In this exercise, we saw how we could use vector arithmetic to represent phrases, instead of individual terms, and we saw that meaning is still captured. This brings us to a very important lesson – vector arithmetic on word embeddings has meaning

#### Effect of Parameters

In [19]:
# Let's retrain the word embeddings, with size as 30 this time
model = word2vec.Word2Vec(
    dataset,
    vector_size=30
)

In [20]:
# Now, let's check the analogy task from earlier, that is, king - man + woman
model.wv.most_similar(
    positive=['woman', 'king'],
    negative=['man'],
    topn=5
)

[('empress', 0.8121461272239685),
 ('son', 0.8082416653633118),
 ('judah', 0.8058237433433533),
 ('emperor', 0.8039002418518066),
 ('prince', 0.8004615306854248)]

We can see that queen isn't present in the top five results. It looks like by using a very low dimensionality, we aren't capturing enough information in the representation for a term.
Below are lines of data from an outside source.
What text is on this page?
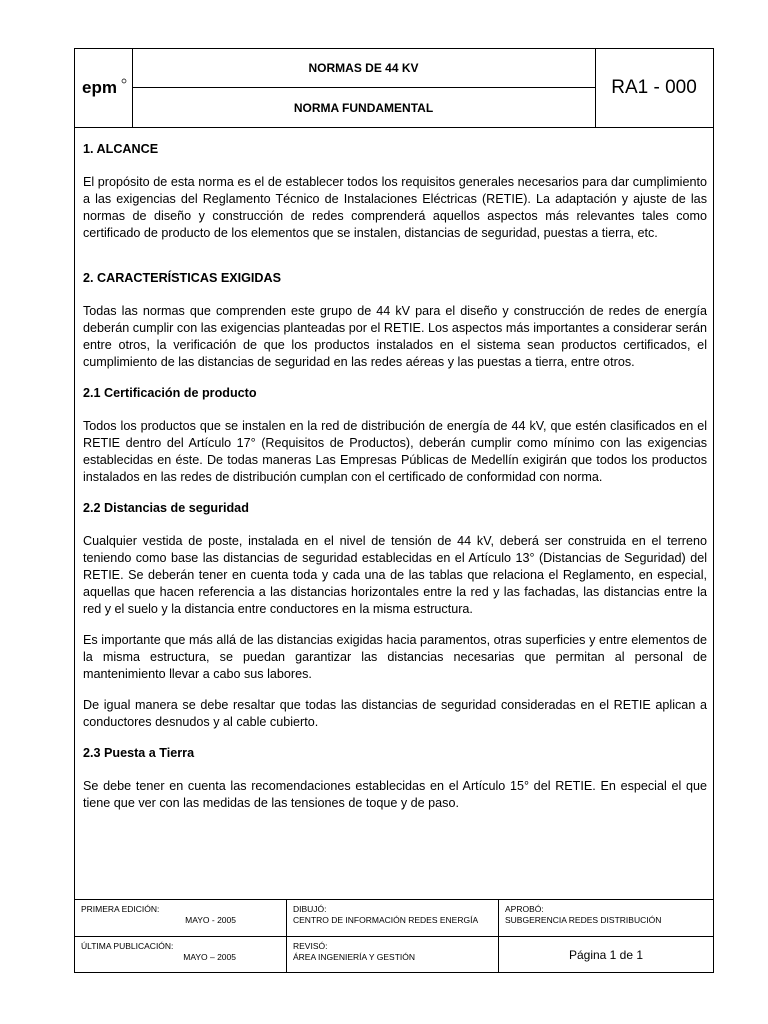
epm
NORMAS DE 44 KV
NORMA FUNDAMENTAL
RA1 - 000
1. ALCANCE

El propósito de esta norma es el de establecer todos los requisitos generales necesarios para dar cumplimiento a las exigencias del Reglamento Técnico de Instalaciones Eléctricas (RETIE). La adaptación y ajuste de las normas de diseño y construcción de redes comprenderá aquellos aspectos más relevantes tales como certificado de producto de los elementos que se instalen, distancias de seguridad, puestas a tierra, etc.

2. CARACTERÍSTICAS EXIGIDAS

Todas las normas que comprenden este grupo de 44 kV para el diseño y construcción de redes de energía deberán cumplir con las exigencias planteadas por el RETIE. Los aspectos más importantes a considerar serán entre otros, la verificación de que los productos instalados en el sistema sean productos certificados, el cumplimiento de las distancias de seguridad en las redes aéreas y las puestas a tierra, entre otros.

2.1 Certificación de producto

Todos los productos que se instalen en la red de distribución de energía de 44 kV, que estén clasificados en el RETIE dentro del Artículo 17° (Requisitos de Productos), deberán cumplir como mínimo con las exigencias establecidas en éste. De todas maneras Las Empresas Públicas de Medellín exigirán que todos los productos instalados en las redes de distribución cumplan con el certificado de conformidad con norma.

2.2 Distancias de seguridad

Cualquier vestida de poste, instalada en el nivel de tensión de 44 kV, deberá ser construida en el terreno teniendo como base las distancias de seguridad establecidas en el Artículo 13° (Distancias de Seguridad) del RETIE. Se deberán tener en cuenta toda y cada una de las tablas que relaciona el Reglamento, en especial, aquellas que hacen referencia a las distancias horizontales entre la red y las fachadas, las distancias entre la red y el suelo y la distancia entre conductores en la misma estructura.

Es importante que más allá de las distancias exigidas hacia paramentos, otras superficies y entre elementos de la misma estructura, se puedan garantizar las distancias necesarias que permitan al personal de mantenimiento llevar a cabo sus labores.

De igual manera se debe resaltar que todas las distancias de seguridad consideradas en el RETIE aplican a conductores desnudos y al cable cubierto.

2.3 Puesta a Tierra

Se debe tener en cuenta las recomendaciones establecidas en el Artículo 15° del RETIE. En especial el que tiene que ver con las medidas de las tensiones de toque y de paso.

PRIMERA EDICIÓN:
MAYO - 2005
DIBUJÓ:
CENTRO DE INFORMACIÓN REDES ENERGÍA
APROBÓ:
SUBGERENCIA REDES DISTRIBUCIÓN
ÚLTIMA PUBLICACIÓN:
MAYO – 2005
REVISÓ:
ÁREA INGENIERÍA Y GESTIÓN	Página 1 de 1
#### Skip-gram versus CBOW

In [21]:
# Find most similar terms for the word, 'oeuvre' (boday of work of an artist/performer), using default vector_size
model = word2vec.Word2Vec(dataset)
model.wv.most_similar(
    'oeuvre',
    topn=5
)

[('nieve', 0.7358265519142151),
 ('whimsical', 0.7154113054275513),
 ('diaghilev', 0.7142093181610107),
 ('nstlerroman', 0.7102295756340027),
 ('demian', 0.7060530781745911)]

We can see that most results are the names of artists (alcaeus, loesser, and respighi) or art forms (naturae, sonnet). None of the top five results are close in meaning to the target term. Now, let's retrain our vectors using the Skip-gram method and see the result on the same task

In [22]:
model_sg = word2vec.Word2Vec(
    dataset,
    sg=1
)

model_sg.wv.most_similar(
    'oeuvre',
    topn=5
)

[('masterful', 0.8247474431991577),
 ('cubist', 0.8234925866127014),
 ('inimitable', 0.8187395334243774),
 ('impressionistic', 0.8166742324829102),
 ('lithographs', 0.8158390522003174)]

We can see that the top terms are much closer in meaning (masterful, cubist, impressionistic). So, the Skip-gram method seems to work better for rare words.

#### Bias in embeddings

In [23]:
model.wv.most_similar(
    positive=['woman', 'doctor'],
    negative=['man'],
    topn=5
)

[('nurse', 0.6096571683883667),
 ('child', 0.5963546633720398),
 ('teacher', 0.5726506114006042),
 ('prostitute', 0.5636792778968811),
 ('helen', 0.5335953831672668)]

That's not the kind of result we want. Doctors are males, while females are nurses? Let's try another example. This time, let's try what the model thinks regarding females as corresponding to "smart" for "males":

In [24]:
model.wv.most_similar(
    positive=['woman', 'smart'],
    negative=['man'],
    topn=5
)

[('lazy', 0.5782583355903625),
 ('dumb', 0.5647369027137756),
 ('rodeo', 0.5478234887123108),
 ('wee', 0.5471178889274597),
 ('lucille', 0.5415554046630859)]

What's happening here? Is this seemingly great representation approach sexist? Is the word2vec algorithm sexist? There definitely is bias in the resulting word vectors, but think about where the bias is coming from. It's the underlying data that uses 'nurse' for females in contexts where 'doctor' is used for males. It is, therefore, the underlying text that contains the bias, not the algorithm.